Als wesentliche Faktoren zur Steigerung der Energieeffizienz in Gebäuden werden üblicherweise kostenintensive Maßnahmen, wie die Dämmung der Gebäudehülle oder die Modernisierung der Anlagentechnik, genannt. Dabei lässt sich der Energieverbrauch einer Immobilie bereits mit der Optimierung des Nutzerverhaltens der Bewohner deutlich senken.
Dies belegen die Zwischenergebnisse des Modellvorhabens „Bewusst heizen, Kosten sparen“: Hier konnten die rund 200 Projektteilnehmer durch eine monatliche, transparente Verbrauchsinformation durchschnittlich etwa 16 % Heizenergie einsparen. In den teilnehmenden Liegenschaften sank der Wärmeverbrauch um durchschnittlich 12 %. Dabei wirkte sich die Energieeffizienzklasse des jeweiligen Gebäudes nicht wesentlich auf die erzielten Einsparungen aus. Grund genug für Planer, die monatliche Verbrauchsinformation als niedriginvestive Ergänzung zu konventionellen Maßnahmen näher zu betrachten.
Monatliche Verbrauchsinformation
Das Modellvorhaben wird von der Deutschen Energie-Agentur (dena) in Zusammenarbeit mit dem Energiedienstleister ista, dem Deutschen Mieterbund sowie dem Bundesministerium für Umwelt, Naturschutz, Bau und Reaktorsicherheit von 2013 bis 2016 durchgeführt. Untersucht werden die möglichen Einspareffekte beim Wärmeverbrauch durch eine regelmäßige, transparente Verbraucherinformation sowie die Wirtschaftlichkeit dieser Maßnahme.
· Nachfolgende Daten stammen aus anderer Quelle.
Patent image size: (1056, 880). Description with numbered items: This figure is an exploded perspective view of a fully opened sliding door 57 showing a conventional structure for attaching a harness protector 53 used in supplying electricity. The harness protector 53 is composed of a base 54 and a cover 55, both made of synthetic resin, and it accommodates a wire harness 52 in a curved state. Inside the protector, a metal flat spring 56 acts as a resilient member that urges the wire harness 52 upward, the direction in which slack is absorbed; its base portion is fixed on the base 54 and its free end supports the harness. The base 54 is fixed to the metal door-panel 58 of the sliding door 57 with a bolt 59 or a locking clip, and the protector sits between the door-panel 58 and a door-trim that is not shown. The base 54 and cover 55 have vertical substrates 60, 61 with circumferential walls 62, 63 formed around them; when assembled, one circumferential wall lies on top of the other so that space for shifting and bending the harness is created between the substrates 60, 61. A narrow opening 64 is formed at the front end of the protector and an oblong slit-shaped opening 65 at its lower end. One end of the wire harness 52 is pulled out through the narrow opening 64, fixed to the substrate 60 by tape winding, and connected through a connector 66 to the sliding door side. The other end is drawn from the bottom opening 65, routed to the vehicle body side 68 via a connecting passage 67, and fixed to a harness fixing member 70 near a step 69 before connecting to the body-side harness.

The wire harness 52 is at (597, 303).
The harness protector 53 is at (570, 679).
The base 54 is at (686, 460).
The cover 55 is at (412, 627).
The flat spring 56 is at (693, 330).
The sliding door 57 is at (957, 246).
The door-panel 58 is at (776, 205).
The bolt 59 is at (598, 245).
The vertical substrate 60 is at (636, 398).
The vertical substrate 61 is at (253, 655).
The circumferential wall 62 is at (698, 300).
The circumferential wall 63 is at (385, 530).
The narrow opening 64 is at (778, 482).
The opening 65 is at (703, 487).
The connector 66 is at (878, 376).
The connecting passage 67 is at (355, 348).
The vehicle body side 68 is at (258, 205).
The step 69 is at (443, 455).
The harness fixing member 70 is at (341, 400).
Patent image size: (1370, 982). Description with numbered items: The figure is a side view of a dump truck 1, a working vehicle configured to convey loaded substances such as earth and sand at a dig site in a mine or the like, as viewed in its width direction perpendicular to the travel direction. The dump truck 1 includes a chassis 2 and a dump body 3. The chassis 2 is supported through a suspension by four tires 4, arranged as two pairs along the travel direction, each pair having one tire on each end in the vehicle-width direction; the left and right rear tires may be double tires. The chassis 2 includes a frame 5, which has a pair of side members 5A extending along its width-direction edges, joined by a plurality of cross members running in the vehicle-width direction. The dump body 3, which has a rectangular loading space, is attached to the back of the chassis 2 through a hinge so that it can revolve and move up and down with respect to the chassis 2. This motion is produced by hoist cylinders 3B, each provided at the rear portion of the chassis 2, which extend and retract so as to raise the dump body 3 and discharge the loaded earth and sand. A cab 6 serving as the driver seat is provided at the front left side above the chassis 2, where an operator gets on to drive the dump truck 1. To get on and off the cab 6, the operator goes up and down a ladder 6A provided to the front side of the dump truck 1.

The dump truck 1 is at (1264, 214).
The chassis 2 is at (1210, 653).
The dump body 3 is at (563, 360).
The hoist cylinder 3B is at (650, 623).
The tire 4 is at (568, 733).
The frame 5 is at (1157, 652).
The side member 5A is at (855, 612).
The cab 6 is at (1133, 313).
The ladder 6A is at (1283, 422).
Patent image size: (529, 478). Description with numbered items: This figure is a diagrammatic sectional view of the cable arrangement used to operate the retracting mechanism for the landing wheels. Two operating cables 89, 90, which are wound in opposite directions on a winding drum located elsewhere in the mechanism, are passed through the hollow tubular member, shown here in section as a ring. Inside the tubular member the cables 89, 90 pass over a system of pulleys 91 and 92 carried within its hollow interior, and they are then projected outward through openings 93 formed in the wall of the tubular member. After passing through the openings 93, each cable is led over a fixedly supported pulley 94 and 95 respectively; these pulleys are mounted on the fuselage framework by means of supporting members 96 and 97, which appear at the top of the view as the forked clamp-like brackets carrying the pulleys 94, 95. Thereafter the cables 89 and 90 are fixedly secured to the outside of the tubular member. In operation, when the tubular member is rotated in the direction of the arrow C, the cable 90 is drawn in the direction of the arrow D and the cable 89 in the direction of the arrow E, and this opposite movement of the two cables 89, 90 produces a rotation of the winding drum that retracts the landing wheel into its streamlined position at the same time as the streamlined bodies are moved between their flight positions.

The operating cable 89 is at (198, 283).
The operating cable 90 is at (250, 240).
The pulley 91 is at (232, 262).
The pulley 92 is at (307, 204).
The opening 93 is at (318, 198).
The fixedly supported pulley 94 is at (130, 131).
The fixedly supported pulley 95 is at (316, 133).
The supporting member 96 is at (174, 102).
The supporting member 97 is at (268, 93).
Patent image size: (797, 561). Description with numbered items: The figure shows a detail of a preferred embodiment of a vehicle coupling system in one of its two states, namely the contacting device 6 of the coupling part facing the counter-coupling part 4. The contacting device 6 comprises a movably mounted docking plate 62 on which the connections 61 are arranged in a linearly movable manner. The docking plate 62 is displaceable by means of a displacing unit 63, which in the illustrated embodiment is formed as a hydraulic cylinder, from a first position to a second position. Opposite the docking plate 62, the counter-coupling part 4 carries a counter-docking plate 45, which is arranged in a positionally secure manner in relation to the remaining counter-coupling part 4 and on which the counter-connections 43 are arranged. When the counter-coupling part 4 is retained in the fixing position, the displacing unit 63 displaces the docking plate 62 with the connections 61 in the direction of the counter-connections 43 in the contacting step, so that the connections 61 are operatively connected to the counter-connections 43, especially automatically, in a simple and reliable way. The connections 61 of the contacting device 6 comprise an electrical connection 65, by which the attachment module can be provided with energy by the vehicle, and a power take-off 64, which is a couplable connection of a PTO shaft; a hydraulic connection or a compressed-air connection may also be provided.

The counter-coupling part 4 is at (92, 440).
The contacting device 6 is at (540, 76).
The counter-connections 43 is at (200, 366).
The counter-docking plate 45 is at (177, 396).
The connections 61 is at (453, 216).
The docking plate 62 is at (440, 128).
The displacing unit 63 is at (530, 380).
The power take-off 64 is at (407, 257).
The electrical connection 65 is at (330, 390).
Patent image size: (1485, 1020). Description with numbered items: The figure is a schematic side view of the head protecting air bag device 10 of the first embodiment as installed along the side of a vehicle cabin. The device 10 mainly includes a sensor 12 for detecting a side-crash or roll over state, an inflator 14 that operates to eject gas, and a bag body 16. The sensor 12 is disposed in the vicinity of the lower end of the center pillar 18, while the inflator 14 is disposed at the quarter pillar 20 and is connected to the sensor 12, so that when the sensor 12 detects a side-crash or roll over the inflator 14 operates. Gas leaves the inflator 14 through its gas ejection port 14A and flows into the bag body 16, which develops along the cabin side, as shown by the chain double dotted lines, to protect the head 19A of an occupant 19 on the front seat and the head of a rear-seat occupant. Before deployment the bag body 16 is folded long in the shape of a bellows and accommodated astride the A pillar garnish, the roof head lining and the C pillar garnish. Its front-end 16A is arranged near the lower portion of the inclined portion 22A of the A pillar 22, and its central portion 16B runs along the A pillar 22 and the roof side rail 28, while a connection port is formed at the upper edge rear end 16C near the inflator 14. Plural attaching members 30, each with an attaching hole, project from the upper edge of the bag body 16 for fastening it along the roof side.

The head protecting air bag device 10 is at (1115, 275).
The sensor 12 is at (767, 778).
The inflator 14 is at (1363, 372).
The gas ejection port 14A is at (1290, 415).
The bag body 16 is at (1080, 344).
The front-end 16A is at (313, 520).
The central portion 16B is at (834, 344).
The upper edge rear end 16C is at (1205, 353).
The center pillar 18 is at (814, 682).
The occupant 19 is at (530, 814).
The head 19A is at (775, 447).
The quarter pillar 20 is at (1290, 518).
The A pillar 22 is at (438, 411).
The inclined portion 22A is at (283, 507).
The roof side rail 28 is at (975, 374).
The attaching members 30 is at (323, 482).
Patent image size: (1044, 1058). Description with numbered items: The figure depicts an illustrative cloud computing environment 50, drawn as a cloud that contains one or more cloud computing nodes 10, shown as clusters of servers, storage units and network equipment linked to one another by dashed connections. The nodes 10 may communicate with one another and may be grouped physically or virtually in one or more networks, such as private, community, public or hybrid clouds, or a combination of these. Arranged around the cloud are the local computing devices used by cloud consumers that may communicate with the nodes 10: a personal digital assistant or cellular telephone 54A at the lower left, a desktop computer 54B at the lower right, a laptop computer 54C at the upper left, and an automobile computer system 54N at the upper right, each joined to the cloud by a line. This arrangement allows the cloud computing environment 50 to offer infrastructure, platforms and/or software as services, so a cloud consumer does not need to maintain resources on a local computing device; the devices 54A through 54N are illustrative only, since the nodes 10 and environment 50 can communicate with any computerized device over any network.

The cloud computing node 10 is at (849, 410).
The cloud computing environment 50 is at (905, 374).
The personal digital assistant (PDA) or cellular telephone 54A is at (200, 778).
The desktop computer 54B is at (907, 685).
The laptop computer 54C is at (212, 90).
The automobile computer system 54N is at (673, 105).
Dazu erhalten fast 200 Haushalte in Berlin, München und Essen über ein Webportal, eine Smartphone-App oder per Post monatlich aktualisierte Daten zum eigenen Energieverbrauch. So können sie ihre aktuellen Verbrauchswerte mit denen des Vormonats, des Vorjahres oder mit dem Durchschnittsverbrauch der anderen Haushalte innerhalb des Gebäudes vergleichen und ihr Heizverhalten dementsprechend anpassen.
Die in diesem Zusammenhang gewonnenen Daten werden von der dena laufend ausgewertet und die Verbräuche der Mietergruppen sowie einer Kontrollgruppe (zu den jeweiligen Mietergruppen, siehe Info-Kasten) verglichen. Der gewählte Betrachtungszeitraum, Oktober bis April, entspricht der in der Energieeinsparverordnung (EnEV) definierten Heizperiode. Dabei führt die dena eine Klimabereinigung gemäß VDI 3807 durch und setzt außerdem die Verbrauchsentwicklung in Bezug zu den Flächen der einzelnen Liegenschaften. So wird bei der Auswertung der flächenmäßige Anteil der Gebäude berücksichtigt.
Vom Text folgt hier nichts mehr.